A review of The New Fowler’s Modern English Usage: Third Edition, edited by R W Burchfield (Oxford, 1996, $35.00 hardcover)

 

IN 1926 the first edition of Fowler’s A Dictionary of Modern English Usage broke new ground. Despite its title, MEU was not a dictionary in the conventional sense. It was a mildly eccentric yet scholarly account of the then current state of the language, aimed at those multitudinous points of detail and confusion that can puzzle even the well educated. It was intended as an aid to both correctness and clarity, and its successors and emulators (from The Complete Plain Words to The Cambridge Australian English Style Guide) have shared that purpose while often adopting a very different approach.

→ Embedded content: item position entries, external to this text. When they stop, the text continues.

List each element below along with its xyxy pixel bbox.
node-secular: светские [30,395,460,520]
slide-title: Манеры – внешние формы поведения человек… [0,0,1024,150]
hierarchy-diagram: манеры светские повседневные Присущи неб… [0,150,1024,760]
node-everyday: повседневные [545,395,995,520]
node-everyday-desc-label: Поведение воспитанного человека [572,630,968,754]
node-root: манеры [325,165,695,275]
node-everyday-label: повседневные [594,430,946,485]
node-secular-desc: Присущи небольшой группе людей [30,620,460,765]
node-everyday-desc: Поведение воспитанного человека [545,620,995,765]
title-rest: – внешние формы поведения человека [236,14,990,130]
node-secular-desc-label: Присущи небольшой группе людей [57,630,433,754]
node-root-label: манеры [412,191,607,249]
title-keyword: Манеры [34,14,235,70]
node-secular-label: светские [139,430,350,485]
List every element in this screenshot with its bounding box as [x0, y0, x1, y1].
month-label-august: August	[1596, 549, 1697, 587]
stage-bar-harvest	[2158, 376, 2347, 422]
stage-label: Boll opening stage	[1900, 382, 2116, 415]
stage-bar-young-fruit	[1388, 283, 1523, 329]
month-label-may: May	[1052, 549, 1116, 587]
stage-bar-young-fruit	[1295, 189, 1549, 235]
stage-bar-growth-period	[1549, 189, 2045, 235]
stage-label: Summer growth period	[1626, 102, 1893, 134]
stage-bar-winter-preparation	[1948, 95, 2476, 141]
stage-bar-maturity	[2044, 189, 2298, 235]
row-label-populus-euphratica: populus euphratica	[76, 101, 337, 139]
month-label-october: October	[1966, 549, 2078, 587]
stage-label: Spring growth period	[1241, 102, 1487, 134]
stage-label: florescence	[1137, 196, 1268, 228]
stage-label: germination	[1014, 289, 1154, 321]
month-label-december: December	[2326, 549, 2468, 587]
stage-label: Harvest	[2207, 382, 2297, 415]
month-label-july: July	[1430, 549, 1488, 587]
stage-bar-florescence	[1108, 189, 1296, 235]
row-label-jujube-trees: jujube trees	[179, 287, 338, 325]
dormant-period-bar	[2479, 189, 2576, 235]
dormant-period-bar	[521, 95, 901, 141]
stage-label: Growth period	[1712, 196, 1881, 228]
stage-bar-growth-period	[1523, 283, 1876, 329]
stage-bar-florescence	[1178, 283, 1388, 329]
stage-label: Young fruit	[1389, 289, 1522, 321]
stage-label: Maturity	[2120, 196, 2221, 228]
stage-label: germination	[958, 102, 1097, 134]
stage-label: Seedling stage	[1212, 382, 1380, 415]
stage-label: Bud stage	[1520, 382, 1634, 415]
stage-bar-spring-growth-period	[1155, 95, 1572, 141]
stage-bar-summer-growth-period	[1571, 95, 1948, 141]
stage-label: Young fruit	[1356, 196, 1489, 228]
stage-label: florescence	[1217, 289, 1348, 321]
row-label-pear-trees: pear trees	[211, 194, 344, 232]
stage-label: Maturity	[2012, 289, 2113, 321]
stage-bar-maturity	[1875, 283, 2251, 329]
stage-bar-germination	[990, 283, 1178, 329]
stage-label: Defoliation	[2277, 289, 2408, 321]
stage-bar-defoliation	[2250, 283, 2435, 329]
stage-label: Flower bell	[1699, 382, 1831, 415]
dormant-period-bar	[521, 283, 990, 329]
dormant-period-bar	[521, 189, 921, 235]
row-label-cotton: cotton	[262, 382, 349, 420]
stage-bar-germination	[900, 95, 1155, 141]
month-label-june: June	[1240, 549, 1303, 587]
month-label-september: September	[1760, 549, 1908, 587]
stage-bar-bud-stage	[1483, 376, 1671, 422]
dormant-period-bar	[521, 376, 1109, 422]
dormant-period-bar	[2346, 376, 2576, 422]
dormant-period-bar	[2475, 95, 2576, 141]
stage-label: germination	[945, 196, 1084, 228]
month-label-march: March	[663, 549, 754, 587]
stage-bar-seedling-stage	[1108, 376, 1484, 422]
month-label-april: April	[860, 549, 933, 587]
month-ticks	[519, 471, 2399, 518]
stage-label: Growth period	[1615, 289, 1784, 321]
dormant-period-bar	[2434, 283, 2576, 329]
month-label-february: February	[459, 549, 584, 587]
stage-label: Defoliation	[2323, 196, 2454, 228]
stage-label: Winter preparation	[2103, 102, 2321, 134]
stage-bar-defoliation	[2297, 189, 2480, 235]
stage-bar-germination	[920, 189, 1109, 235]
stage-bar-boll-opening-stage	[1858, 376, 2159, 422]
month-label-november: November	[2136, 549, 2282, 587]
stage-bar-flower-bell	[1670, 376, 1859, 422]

The primary market for such books is, surely, practising writers (whether professional writers or professionals who write). Their need is for advice or clarification when their own linguistic knowledge is stretched to its limits. Secondary markets include lovers of the language, who enjoy exploring some of its quirks and quiddities, and academic linguists, who need to keep in touch with current research into language trends. As an academic linguist, I find Burchfield’s revision valuable; as a lover of the language, I find it rewarding; as a practising writer, I find it limited. Burchfield seems to have aimed at the secondary rather than the primary market.

Practising writers need three kinds of language reference aids. They need a reliable dictionary, to help them with questions of meaning; they need a ‘house style guide’ (even if it is, by default, AGPS or Chicago), to help them with editorial issues; and they need a usage guide, to help them with stylistics — issues of choice and discretion. A guide to usage, if it is not merely to duplicate the function of a dictionary, should advise the reader on issues such as connotations, and should even venture into the realm of aesthetics. Sadly for the practising writer, Burchfield avoids aesthetics and rarely offers clear advice. He delights in accounting for variations, deviations, and changes in widely accepted standards, but all too often his explanations stop short of drawing conclusions or making recommendations. Sometimes this is mildly frustrating; at other times it is decidedly annoying.

Let me illustrate by means of his entry on century. His treatment of the conventional usage (which defines the 20th century as from 1/1/1901 to 31/12/2000) is a little confusing, but accurate. However, he then goes on to say that ‘Despite the above reckoning, in modern usage 1 January 1800 is often counted as being the first day of the 19c,… and so on.’ By failing to pronounce judgment on this common lapse of arithmetic, Burchfield is merely confusing shifts in meaning with errors in fact.

That said, I must acknowledge a strength of the book — albeit a strength that is of limited value to writers: Burchfield does give guidance on pronunciation. He fails to take notice of the widespread mispronunciation of h as haitch, but is commendably clear on differences between British and US norms.

Back on the other side of the ledger, despite dust-jacket blurb suggesting otherwise, Burchfield mentions Australian English very rarely, from either written or spoken perspectives. Writers practising their craft in Australia should buy Burchfield for interest and stimulation, by all means; but they would be better advised to buy Peters[1] for practical guidance. 


[1] P H Peters (1996): The Cambridge Australian English Style Guide, CUP.